Give a PAL documents to ground its answers with the Knowledge tools. This is a two-step flow that mirrors PAL Maker’s Knowledge section:
  1. Create the document. tavus_document_create ingests an already-hosted URL with a normal Tavus API key. To upload a local file, tavus_document_upload runs the portal path (local file → tavus-api upload/S3 URL → document record) and needs a locally running MCP server plus TAVUS_PORTAL_BEARER_TOKEN.
  2. Attach it. tavus_pal_knowledge_add (or _replace) wires documents and document tags onto the PAL. tavus_pal_knowledge_settings_patch tunes RAG behavior under layers.knowledge_base, and tavus_pal_knowledge_upload does the upload-and-attach in one call.
Use tavus_document_chunks to inspect the text RQH actually indexed for a document before relying on it - it returns the ingested chunks, not the source file.
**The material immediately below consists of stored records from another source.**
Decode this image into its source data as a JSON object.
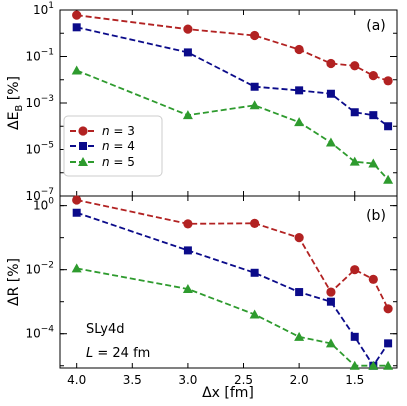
{
  "chart_data": [
    {
      "type": "line",
      "panel_label": "(a)",
      "ylabel_main": "ΔE",
      "ylabel_sub": "B",
      "ylabel_unit": " [%]",
      "yscale": "log",
      "ylim": [
        1e-07,
        10
      ],
      "yticks": [
        {
          "value": 10,
          "base": "10",
          "exp": "1"
        },
        {
          "value": 0.1,
          "base": "10",
          "exp": "−1"
        },
        {
          "value": 0.001,
          "base": "10",
          "exp": "−3"
        },
        {
          "value": 1e-05,
          "base": "10",
          "exp": "−5"
        },
        {
          "value": 1e-07,
          "base": "10",
          "exp": "−7"
        }
      ],
      "x": [
        4.0,
        3.0,
        2.4,
        2.0,
        1.714,
        1.5,
        1.333,
        1.2
      ],
      "series": [
        {
          "name": "n = 3",
          "color": "#b22222",
          "marker": "circle",
          "values": [
            6.0,
            1.5,
            0.8,
            0.2,
            0.05,
            0.04,
            0.015,
            0.009
          ]
        },
        {
          "name": "n = 4",
          "color": "#0b0b8a",
          "marker": "square",
          "values": [
            1.8,
            0.15,
            0.005,
            0.0035,
            0.0025,
            0.0004,
            0.0003,
            0.0001
          ]
        },
        {
          "name": "n = 5",
          "color": "#2e9b2e",
          "marker": "triangle",
          "values": [
            0.025,
            0.0003,
            0.0008,
            0.00015,
            2e-05,
            3e-06,
            2.5e-06,
            5e-07
          ]
        }
      ],
      "legend": {
        "placement": "lower-left",
        "entries": [
          {
            "prefix": "n",
            "suffix": " = 3"
          },
          {
            "prefix": "n",
            "suffix": " = 4"
          },
          {
            "prefix": "n",
            "suffix": " = 5"
          }
        ]
      }
    },
    {
      "type": "line",
      "panel_label": "(b)",
      "ylabel_main": "ΔR",
      "ylabel_sub": "",
      "ylabel_unit": " [%]",
      "yscale": "log",
      "ylim": [
        8.5e-06,
        2.0
      ],
      "yticks": [
        {
          "value": 1,
          "base": "10",
          "exp": "0"
        },
        {
          "value": 0.01,
          "base": "10",
          "exp": "−2"
        },
        {
          "value": 0.0001,
          "base": "10",
          "exp": "−4"
        }
      ],
      "x": [
        4.0,
        3.0,
        2.4,
        2.0,
        1.714,
        1.5,
        1.333,
        1.2
      ],
      "series": [
        {
          "name": "n = 3",
          "color": "#b22222",
          "marker": "circle",
          "values": [
            1.5,
            0.27,
            0.28,
            0.1,
            0.002,
            0.01,
            0.005,
            0.0006
          ]
        },
        {
          "name": "n = 4",
          "color": "#0b0b8a",
          "marker": "square",
          "values": [
            0.6,
            0.04,
            0.008,
            0.002,
            0.001,
            8e-05,
            1e-05,
            5e-05
          ]
        },
        {
          "name": "n = 5",
          "color": "#2e9b2e",
          "marker": "triangle",
          "values": [
            0.011,
            0.0025,
            0.0004,
            8e-05,
            5e-05,
            1e-05,
            1e-05,
            1e-05
          ]
        }
      ],
      "annotations": [
        "SLy4d",
        "L = 24 fm"
      ]
    }
  ],
  "shared": {
    "xlabel": "Δx [fm]",
    "xlim": [
      4.15,
      1.12
    ],
    "xticks": [
      "4.0",
      "3.5",
      "3.0",
      "2.5",
      "2.0",
      "1.5"
    ],
    "xtick_values": [
      4.0,
      3.5,
      3.0,
      2.5,
      2.0,
      1.5
    ]
  },
  "annotation_text": {
    "model": "SLy4d",
    "box_prefix": "L",
    "box_suffix": " = 24 fm"
  }
}
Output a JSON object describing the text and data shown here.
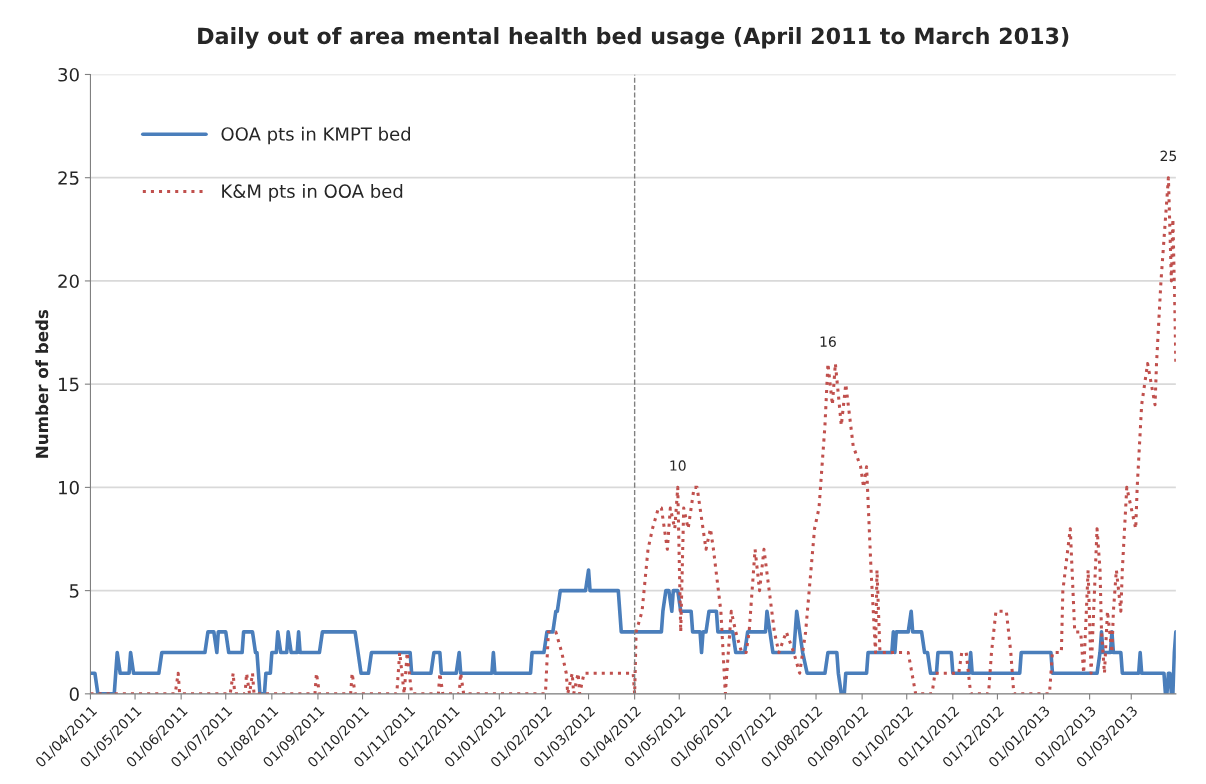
{
  "chart_data": {
    "type": "line",
    "title": "Daily out of area mental health bed usage (April 2011 to March 2013)",
    "ylabel": "Number of beds",
    "xlim": [
      "2011-04-01",
      "2013-03-31"
    ],
    "ylim": [
      0,
      30
    ],
    "yticks": [
      0,
      5,
      10,
      15,
      20,
      25,
      30
    ],
    "xticks": [
      {
        "value": "2011-04-01",
        "label": "01/04/2011"
      },
      {
        "value": "2011-05-01",
        "label": "01/05/2011"
      },
      {
        "value": "2011-06-01",
        "label": "01/06/2011"
      },
      {
        "value": "2011-07-01",
        "label": "01/07/2011"
      },
      {
        "value": "2011-08-01",
        "label": "01/08/2011"
      },
      {
        "value": "2011-09-01",
        "label": "01/09/2011"
      },
      {
        "value": "2011-10-01",
        "label": "01/10/2011"
      },
      {
        "value": "2011-11-01",
        "label": "01/11/2011"
      },
      {
        "value": "2011-12-01",
        "label": "01/12/2011"
      },
      {
        "value": "2012-01-01",
        "label": "01/01/2012"
      },
      {
        "value": "2012-02-01",
        "label": "01/02/2012"
      },
      {
        "value": "2012-03-01",
        "label": "01/03/2012"
      },
      {
        "value": "2012-04-01",
        "label": "01/04/2012"
      },
      {
        "value": "2012-05-01",
        "label": "01/05/2012"
      },
      {
        "value": "2012-06-01",
        "label": "01/06/2012"
      },
      {
        "value": "2012-07-01",
        "label": "01/07/2012"
      },
      {
        "value": "2012-08-01",
        "label": "01/08/2012"
      },
      {
        "value": "2012-09-01",
        "label": "01/09/2012"
      },
      {
        "value": "2012-10-01",
        "label": "01/10/2012"
      },
      {
        "value": "2012-11-01",
        "label": "01/11/2012"
      },
      {
        "value": "2012-12-01",
        "label": "01/12/2012"
      },
      {
        "value": "2013-01-01",
        "label": "01/01/2013"
      },
      {
        "value": "2013-02-01",
        "label": "01/02/2013"
      },
      {
        "value": "2013-03-01",
        "label": "01/03/2013"
      }
    ],
    "grid": "y",
    "legend": "top left",
    "ref_lines": [
      {
        "axis": "x",
        "value": "2012-04-01",
        "color": "#808080",
        "line_style": "dashed"
      }
    ],
    "annotations": [
      {
        "text": "10",
        "x": "2012-04-30",
        "y": 10
      },
      {
        "text": "16",
        "x": "2012-08-09",
        "y": 16
      },
      {
        "text": "25",
        "x": "2013-03-26",
        "y": 25
      }
    ],
    "series": [
      {
        "name": "OOA pts in KMPT bed",
        "color": "#4a7ebb",
        "line_style": "solid",
        "x": [
          "2011-04-01",
          "2011-04-04",
          "2011-04-06",
          "2011-04-17",
          "2011-04-18",
          "2011-04-19",
          "2011-04-21",
          "2011-04-27",
          "2011-04-28",
          "2011-04-30",
          "2011-05-17",
          "2011-05-19",
          "2011-06-17",
          "2011-06-19",
          "2011-06-23",
          "2011-06-25",
          "2011-06-26",
          "2011-07-01",
          "2011-07-03",
          "2011-07-12",
          "2011-07-13",
          "2011-07-19",
          "2011-07-21",
          "2011-07-22",
          "2011-07-24",
          "2011-07-27",
          "2011-07-28",
          "2011-07-31",
          "2011-08-01",
          "2011-08-04",
          "2011-08-05",
          "2011-08-07",
          "2011-08-11",
          "2011-08-12",
          "2011-08-14",
          "2011-08-18",
          "2011-08-19",
          "2011-08-20",
          "2011-09-02",
          "2011-09-04",
          "2011-09-26",
          "2011-09-30",
          "2011-10-05",
          "2011-10-07",
          "2011-11-02",
          "2011-11-03",
          "2011-11-16",
          "2011-11-18",
          "2011-11-22",
          "2011-11-23",
          "2011-12-03",
          "2011-12-05",
          "2011-12-06",
          "2011-12-27",
          "2011-12-28",
          "2011-12-29",
          "2012-01-22",
          "2012-01-23",
          "2012-01-31",
          "2012-02-02",
          "2012-02-06",
          "2012-02-08",
          "2012-02-09",
          "2012-02-11",
          "2012-02-28",
          "2012-03-01",
          "2012-03-02",
          "2012-03-21",
          "2012-03-23",
          "2012-04-19",
          "2012-04-20",
          "2012-04-22",
          "2012-04-24",
          "2012-04-26",
          "2012-04-27",
          "2012-04-30",
          "2012-05-02",
          "2012-05-09",
          "2012-05-10",
          "2012-05-15",
          "2012-05-16",
          "2012-05-17",
          "2012-05-19",
          "2012-05-21",
          "2012-05-26",
          "2012-05-27",
          "2012-06-06",
          "2012-06-08",
          "2012-06-14",
          "2012-06-16",
          "2012-06-28",
          "2012-06-29",
          "2012-07-01",
          "2012-07-03",
          "2012-07-17",
          "2012-07-19",
          "2012-07-21",
          "2012-07-23",
          "2012-07-26",
          "2012-08-07",
          "2012-08-09",
          "2012-08-15",
          "2012-08-16",
          "2012-08-18",
          "2012-08-20",
          "2012-08-21",
          "2012-09-04",
          "2012-09-05",
          "2012-09-21",
          "2012-09-22",
          "2012-09-23",
          "2012-09-24",
          "2012-10-02",
          "2012-10-04",
          "2012-10-05",
          "2012-10-11",
          "2012-10-13",
          "2012-10-15",
          "2012-10-17",
          "2012-10-21",
          "2012-10-22",
          "2012-10-31",
          "2012-11-01",
          "2012-11-12",
          "2012-11-13",
          "2012-11-14",
          "2012-12-16",
          "2012-12-17",
          "2013-01-06",
          "2013-01-07",
          "2013-02-06",
          "2013-02-08",
          "2013-02-09",
          "2013-02-10",
          "2013-02-15",
          "2013-02-16",
          "2013-02-17",
          "2013-02-22",
          "2013-02-23",
          "2013-03-06",
          "2013-03-07",
          "2013-03-08",
          "2013-03-23",
          "2013-03-24",
          "2013-03-25",
          "2013-03-26",
          "2013-03-27",
          "2013-03-28",
          "2013-03-29",
          "2013-03-30",
          "2013-03-31"
        ],
        "values": [
          1,
          1,
          0,
          0,
          1,
          2,
          1,
          1,
          2,
          1,
          1,
          2,
          2,
          3,
          3,
          2,
          3,
          3,
          2,
          2,
          3,
          3,
          2,
          2,
          0,
          0,
          1,
          1,
          2,
          2,
          3,
          2,
          2,
          3,
          2,
          2,
          3,
          2,
          2,
          3,
          3,
          1,
          1,
          2,
          2,
          1,
          1,
          2,
          2,
          1,
          1,
          2,
          1,
          1,
          2,
          1,
          1,
          2,
          2,
          3,
          3,
          4,
          4,
          5,
          5,
          6,
          5,
          5,
          3,
          3,
          4,
          5,
          5,
          4,
          5,
          5,
          4,
          4,
          3,
          3,
          2,
          3,
          3,
          4,
          4,
          3,
          3,
          2,
          2,
          3,
          3,
          4,
          3,
          2,
          2,
          4,
          3,
          2,
          1,
          1,
          2,
          2,
          1,
          0,
          0,
          1,
          1,
          2,
          2,
          3,
          2,
          3,
          3,
          4,
          3,
          3,
          2,
          2,
          1,
          1,
          2,
          2,
          1,
          1,
          2,
          1,
          1,
          2,
          2,
          1,
          1,
          2,
          3,
          2,
          2,
          3,
          2,
          2,
          1,
          1,
          2,
          1,
          1,
          0,
          0,
          1,
          1,
          0,
          0,
          2,
          3
        ]
      },
      {
        "name": "K&M pts in OOA bed",
        "color": "#c0504d",
        "line_style": "dotted",
        "x": [
          "2011-04-01",
          "2011-05-28",
          "2011-05-30",
          "2011-05-31",
          "2011-07-04",
          "2011-07-06",
          "2011-07-07",
          "2011-07-14",
          "2011-07-15",
          "2011-07-17",
          "2011-07-19",
          "2011-07-20",
          "2011-08-30",
          "2011-08-31",
          "2011-09-02",
          "2011-09-23",
          "2011-09-24",
          "2011-09-26",
          "2011-10-24",
          "2011-10-26",
          "2011-10-29",
          "2011-10-31",
          "2011-11-03",
          "2011-11-21",
          "2011-11-22",
          "2011-11-24",
          "2011-12-05",
          "2011-12-06",
          "2011-12-08",
          "2012-02-01",
          "2012-02-03",
          "2012-02-08",
          "2012-02-12",
          "2012-02-15",
          "2012-02-16",
          "2012-02-19",
          "2012-02-20",
          "2012-02-23",
          "2012-02-24",
          "2012-02-27",
          "2012-03-31",
          "2012-04-01",
          "2012-04-02",
          "2012-04-06",
          "2012-04-10",
          "2012-04-13",
          "2012-04-17",
          "2012-04-19",
          "2012-04-23",
          "2012-04-25",
          "2012-04-28",
          "2012-04-30",
          "2012-05-02",
          "2012-05-04",
          "2012-05-07",
          "2012-05-11",
          "2012-05-13",
          "2012-05-17",
          "2012-05-19",
          "2012-05-22",
          "2012-05-24",
          "2012-05-29",
          "2012-06-01",
          "2012-06-05",
          "2012-06-08",
          "2012-06-12",
          "2012-06-15",
          "2012-06-17",
          "2012-06-21",
          "2012-06-24",
          "2012-06-27",
          "2012-07-04",
          "2012-07-07",
          "2012-07-12",
          "2012-07-17",
          "2012-07-21",
          "2012-07-25",
          "2012-07-31",
          "2012-08-03",
          "2012-08-07",
          "2012-08-09",
          "2012-08-12",
          "2012-08-14",
          "2012-08-18",
          "2012-08-21",
          "2012-08-26",
          "2012-08-31",
          "2012-09-02",
          "2012-09-04",
          "2012-09-07",
          "2012-09-10",
          "2012-09-11",
          "2012-09-13",
          "2012-10-02",
          "2012-10-07",
          "2012-10-18",
          "2012-10-20",
          "2012-11-05",
          "2012-11-07",
          "2012-11-10",
          "2012-11-13",
          "2012-11-25",
          "2012-11-27",
          "2012-11-30",
          "2012-12-07",
          "2012-12-10",
          "2012-12-12",
          "2013-01-05",
          "2013-01-07",
          "2013-01-13",
          "2013-01-14",
          "2013-01-19",
          "2013-01-22",
          "2013-01-26",
          "2013-01-28",
          "2013-01-31",
          "2013-02-02",
          "2013-02-06",
          "2013-02-08",
          "2013-02-09",
          "2013-02-11",
          "2013-02-13",
          "2013-02-16",
          "2013-02-17",
          "2013-02-19",
          "2013-02-22",
          "2013-02-23",
          "2013-02-26",
          "2013-03-04",
          "2013-03-05",
          "2013-03-08",
          "2013-03-10",
          "2013-03-12",
          "2013-03-17",
          "2013-03-18",
          "2013-03-21",
          "2013-03-24",
          "2013-03-26",
          "2013-03-28",
          "2013-03-29",
          "2013-03-30",
          "2013-03-31"
        ],
        "values": [
          0,
          0,
          1,
          0,
          0,
          1,
          0,
          0,
          1,
          0,
          1,
          0,
          0,
          1,
          0,
          0,
          1,
          0,
          0,
          2,
          0,
          2,
          0,
          0,
          1,
          0,
          0,
          1,
          0,
          0,
          3,
          3,
          2,
          1,
          0,
          1,
          0,
          1,
          0,
          1,
          1,
          0,
          3,
          4,
          7,
          8,
          9,
          9,
          7,
          9,
          8,
          10,
          3,
          9,
          8,
          10,
          10,
          8,
          7,
          8,
          7,
          4,
          0,
          4,
          3,
          2,
          2,
          3,
          7,
          5,
          7,
          3,
          2,
          3,
          2,
          1,
          3,
          8,
          9,
          13,
          16,
          14,
          16,
          13,
          15,
          12,
          11,
          10,
          11,
          6,
          2,
          6,
          2,
          2,
          0,
          0,
          1,
          1,
          2,
          2,
          0,
          0,
          2,
          4,
          4,
          2,
          0,
          0,
          2,
          2,
          5,
          8,
          3,
          3,
          1,
          6,
          1,
          8,
          6,
          3,
          1,
          4,
          2,
          4,
          6,
          4,
          6,
          10,
          8,
          10,
          14,
          15,
          16,
          14,
          16,
          20,
          23,
          25,
          20,
          23,
          20,
          16
        ]
      }
    ]
  }
}
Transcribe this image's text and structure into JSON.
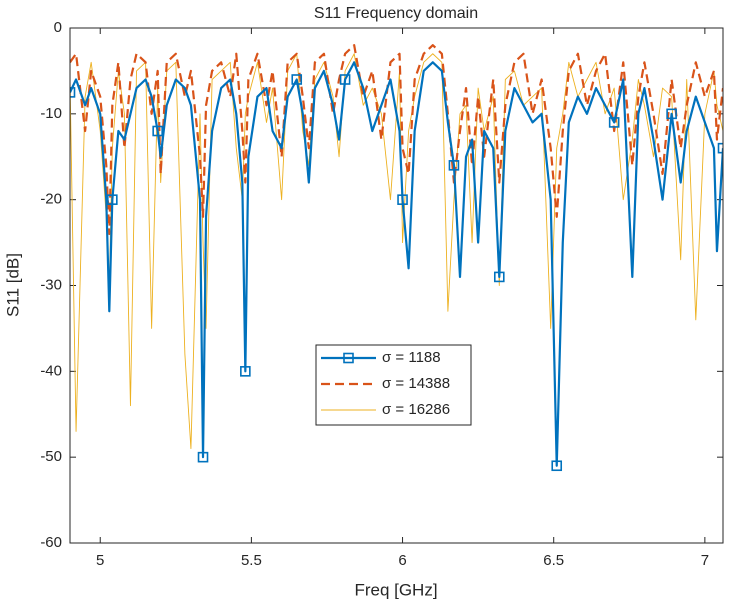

See the MCP tools reference for the full capability, skill, and Knowledge catalogs.

Environment alignment

The server must run in the same environment as the portal that minted your key.
A TEST key authenticated against a production server, or the reverse, makes downstream Tavus API calls return 401. Keep the endpoint and the portal you sign in to on the same environment.

Troubleshooting the connection

The server exposes standard OAuth discovery metadata you can inspect directly:
An unauthenticated /mcp request should return 401 with a WWW-Authenticate header pointing at the protected-resource metadata URL. If that header or the discovery endpoints are missing, the OAuth flow cannot complete. Re-add the server and retry the browser sign-in.